WEEKLY COLUMN
ステーショナリーグッズ編 #01
グッドデザインの「映える」ステーショナリーグッズ

さて、あなたのデスクの上にはどんなステーショナリーグッズが並んでいるでしょうか?

万年筆やボールペンであれば書き味、ノートパッドであればサイズ感、付箋はアテンションを集める色や柄で…。購入する理由は人それぞれ。それこそ、一目惚れで!という人も少なくないでしょう。

ここでは、そんなみなさんの所有欲を間違いなく刺激してくれる、グッドデザインのプロダクトをご紹介します。

ひと目で人の心を掴む一流のデザイン、最近の言葉を使えば、「 える」ステーショナリーグッズといったところでしょうか。デスクという私的空間を魅力的に演出してくれるプロダクトは語り口もたっぷり!ぜひ堪能していただければと思います。

日本が世界に誇る柳宗理のロータリーテープディスペンサー

ロータリーテープディスペンサー YANAGI DESIGN OFFICE 27,500円
コクヨ(コクヨお客様窓口 tel:0120-060-660)
公式HP https://www.kokuyo-st.co.jp/stationery/yanagidesign_tapedispenser/

柳宗理といえば、言わずと知れたプロダクトデザイン界の巨匠。
バタフライスツールを筆頭に、さまざまなキッチン&テーブルウェアや我々の身の回りのもののデザインを手掛けています。1964年に開催された東京オリンピックの聖火筒(トーチホルダー)を手掛けたのも柳宗理で、デザイン界に残してきた彼の功績は計り知れません。柳宗理のプロダクトには、まるでデザインの力というものを感じさせてくれるような、そんな不思議な存在感があるようにさえ思います。

1960年代にデザインされたこちらのテープディスペンサー、いわゆる“テープカッター”もそのひとつ。偉大なプロダクトデザイナーが手掛けたプロダクトの忠実な復刻品です。
丸みのある優しいフォルムは生活に溶け込むような造形美で、洗練とともにどこか愛らしさを感じさせてくれます。そしてその佇まいには、およそ半世紀前に生み出されたプロダクトとは到底思えないような、モダンでコンテンポラリーな雰囲気が漂っています。

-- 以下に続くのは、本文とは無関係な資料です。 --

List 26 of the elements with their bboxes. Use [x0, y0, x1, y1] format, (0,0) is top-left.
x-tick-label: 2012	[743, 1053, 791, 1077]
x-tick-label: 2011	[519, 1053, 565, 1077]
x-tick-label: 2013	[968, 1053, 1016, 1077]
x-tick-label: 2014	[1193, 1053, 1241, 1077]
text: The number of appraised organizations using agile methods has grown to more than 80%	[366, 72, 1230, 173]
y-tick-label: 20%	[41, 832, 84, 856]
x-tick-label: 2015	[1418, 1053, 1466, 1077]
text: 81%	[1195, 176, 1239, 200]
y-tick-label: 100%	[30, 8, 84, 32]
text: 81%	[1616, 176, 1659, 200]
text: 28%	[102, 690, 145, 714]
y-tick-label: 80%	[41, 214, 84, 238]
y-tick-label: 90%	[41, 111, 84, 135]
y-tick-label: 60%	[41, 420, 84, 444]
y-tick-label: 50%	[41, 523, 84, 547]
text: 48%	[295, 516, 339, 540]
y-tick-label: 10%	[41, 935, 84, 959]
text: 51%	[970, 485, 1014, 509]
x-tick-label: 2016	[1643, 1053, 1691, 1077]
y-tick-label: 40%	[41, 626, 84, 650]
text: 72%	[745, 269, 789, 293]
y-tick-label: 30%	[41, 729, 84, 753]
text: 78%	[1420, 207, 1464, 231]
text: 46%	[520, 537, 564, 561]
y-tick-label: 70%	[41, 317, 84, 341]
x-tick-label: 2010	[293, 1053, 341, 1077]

柳宗理の遺志を受け継ぐYANAGI DESIGNとKOKUYOとのコラボレーションによって、実に60年の時をへて復刻されたテープディスペンサーは、かつてのデザインを3Dスキャンで忠実に再現。オリジナルの素材感・造形美を忠実に再現しながらも、機能的な進化を遂げています。
テープのまっすぐな切り口と軽快な切れ味を生むコクヨ独自のカルカット刃が取り付けられ、切れ味が落ちた際にはその刃は交換も可能。テープのスムーズな動きを促す特殊構造を採用し、360度回転するロータリー式を取り入れたことで使い勝手も向上しています。

色鮮やかなステープラーでデスク周りに華やぎを

ゼニス 590 ミックス ステープラー 4,400円
ゼニス(MoMA Design Store tel:03-5468-5801)
公式HP https://www.momastore.jp/shop/
イタリアが誇るステーショナリーメーカーのバルマ社が手掛けるブランド、ゼニス。
そのステープラーが生まれたのはなんと1948年。握りやすいハンドル構造とテコの原理を応用し、厚手の紙を力を入れずとも綴じられる素晴らしいプロダクトです。
その名を一躍有名にしたのはなんといっても革新的なデザインですが、こちらのゼニス590 ミックスMIX ステープラーは、そのカラフルバージョンです。オレンジ・イエロー・ブルー・グリーンという楽しいカラーブロッキングが特徴です。スタイリッシュな見た目とは裏腹に、いかにも道具然とした点が日本製のステープラーとは全くの異質。パッケージを開封して取り出した時に、横16×縦8.5×マチ2㎝というサイズ感と、187gというずっしりとした重量には誰もが驚くはずです。紙を綴じる際のガシャン!という感覚も、男心をくすぐってくれます。ポップで鮮やか、それでいて道具としての質感が伝わるこのステープラーは、二ューヨーク近代美術館(MoMA)のキュレーターが世界中から厳選したプロダクトを扱う「MoMA Design Store (モマデザインストア)」にて取り扱いのある、まさに名作。
およそ70年前からその姿を変えず今に至るという事実から、プロダクトデザインの完成度は推して知るべしでしょう。そして、もはや言うまでもなく、このステープラーはまるでひとつのインテリアのように、あなたの私的空間を華やかに演出してくれるはずです。

ステーショナリーはあくまで道具。利便性や機能性を無視することはできません。しかし、時代を超えて受け継がれる名作には、やはりそれ以上の価値があります。
さあ、感性を刺激してくれるステーショナリーを手に入れて、明日からのオンタイムを素敵にしっかりと充実させましょう!